Computational & Systems Neuroscience (Cosyne) 2021, 18, Online
Deep neural networks (DNNs) optimized for real-world object classification are the leading models predicting neural responses in inferior temporal cortex (IT). However, further optimizing DNN classification accuracy produces a saturating trend for predicting IT neural responses -- potentially because pure performance optimization favors representations explicitly encoding information about object class at the expense of representing other sources of image-by-image variance. Here, we performed an extensive meta-analysis of current DNNs to identify representational properties underlying neural predictivity.
By examining an array of representational metrics -- including classification performance, sparsity, and dimensionality -- we identified two properties of DNN representations that were highly predictive of their matches to IT neural data: factorization of scene-to-scene variance from (1) viewpoint changes, induced by taking crops of an image or varying camera position in a video and (2) appearance transforms, induced by varying lighting and color. Factorizing (as opposed to being invariant to) scene viewpoint and appearance both matched or exceeded ImageNet classification accuracy in predicting the best models of high-level visual cortex across four datasets tested -- two neural datasets in monkeys and two human fMRI datasets. Importantly, metric predictivity generalized across a diverse range of DNNs with varied architectures and objectives (n=47 models).

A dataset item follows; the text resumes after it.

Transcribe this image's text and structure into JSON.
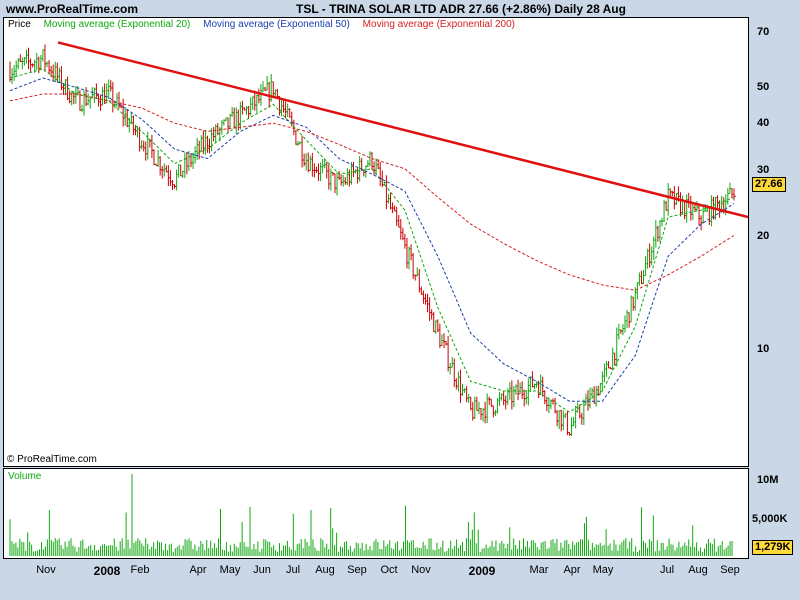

Consistent with these insights, we found that the models best matching neural data were self-supervised models optimized via contrastive learning for criteria similar to scene viewpoint and appearance factorization. These models improved upon the neural fits of architecture-matched controls trained for object classification. Based on our observations, we were able to simplify contrastive objective functions to bring them closer to biological plausibility while still yielding representations that predicted neural data well. Thus, our results revise the idea that IT is best explained through the lens of invariant object classification by suggesting new candidate normative principles guiding representations in high-level visual cortex.